The tremendous engines that give the Ranger a speed of more than 30 knots could provide far more power and electricity than could be used by the average American city.

And her crew of 3,500 men eat tons of food each week that is prepared in four separate galleys.

But all these things are aboard the Ranger only to make her what she is--the most powerful ship that ever sailed any ocean.

Her power comes from the more than 100 planes that are carried aboard ship.

Pilots of the Ranger's air group fly supersonic F4D-1 Skyray,F8U-1 Crusader and FJ-4B Fury jet fighters, along with A3D-2 Skywarrior long-range jet bombers, which are capable of delivering atomic weapons, and all purpose prop-driven AD-6 Skyraiders.

 

Get lost aboard a ship? It's easy if you're aboard the aircraft carrier Ranger, one of the largest and most powerful warships afloat.
A sailor escorting a Stars and Stripes reporter-photographer team on a tour of the giant ship promptly got lost in a part of the Ranger he had never seen before.

The 1,046-foot long, 252-foot wide Ranger is divided into 2,000 compartments where her crew of 3,500 live and work. 

Each compartment is actually a room, and the Ranger has more rooms than the world's largest hotel. They vary in size from mammoth working spaces to small storerooms and living quarters.

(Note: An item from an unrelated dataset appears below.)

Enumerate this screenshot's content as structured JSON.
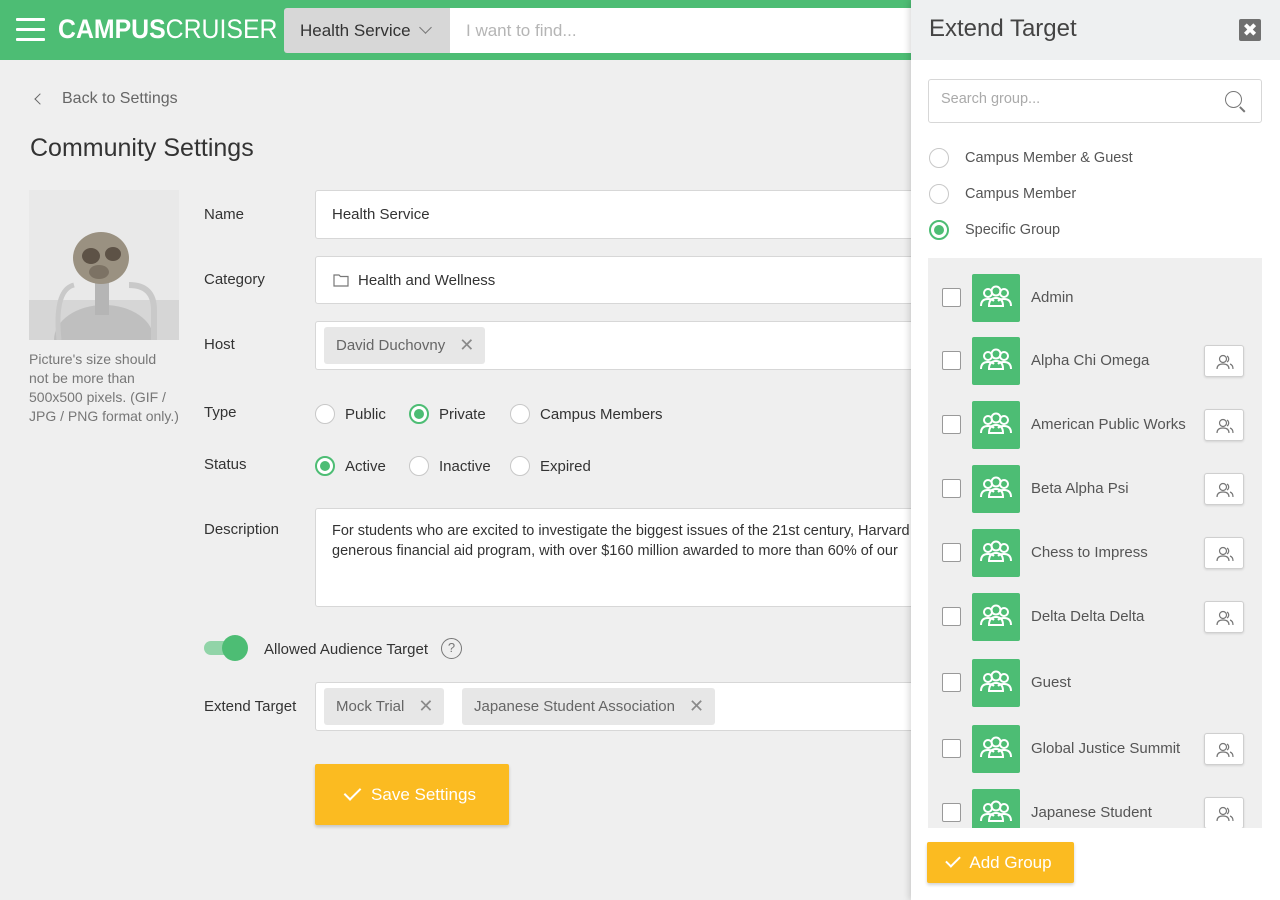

The newcomer aboard is faced with what seems the ultimate in confusion. Boarding the Ranger he finds himself confronted by a maze of companion ways, hatches, ladders and compartments.

Each compartment is labeled with a lengthy designation consisting of numbers and letters. 

These are the road signs of the ship. Once a sailor learns what the numbers and letters stand for he is able to read the maps on each of the ship's decks. 

But The Ranger is so vast that few of the sailors aboard know the entire ship. Even sailors who have been in the ship's company on the giant vessel for months often become confused while in unfamiliar areas. 

In order for a sailor to make his way from his living or working compartment to the ship's gym, library, one of the snack bars or some other recreation area he may have to travel up or down several decks and through a quarter-mile or so of the steel passageways that are the streets of the floating city. 

The Ranger may be big and confusing but her crew has few complaints. As one sailor put it: "What other ship has escalators air conditioning and foam rubber mattresses?"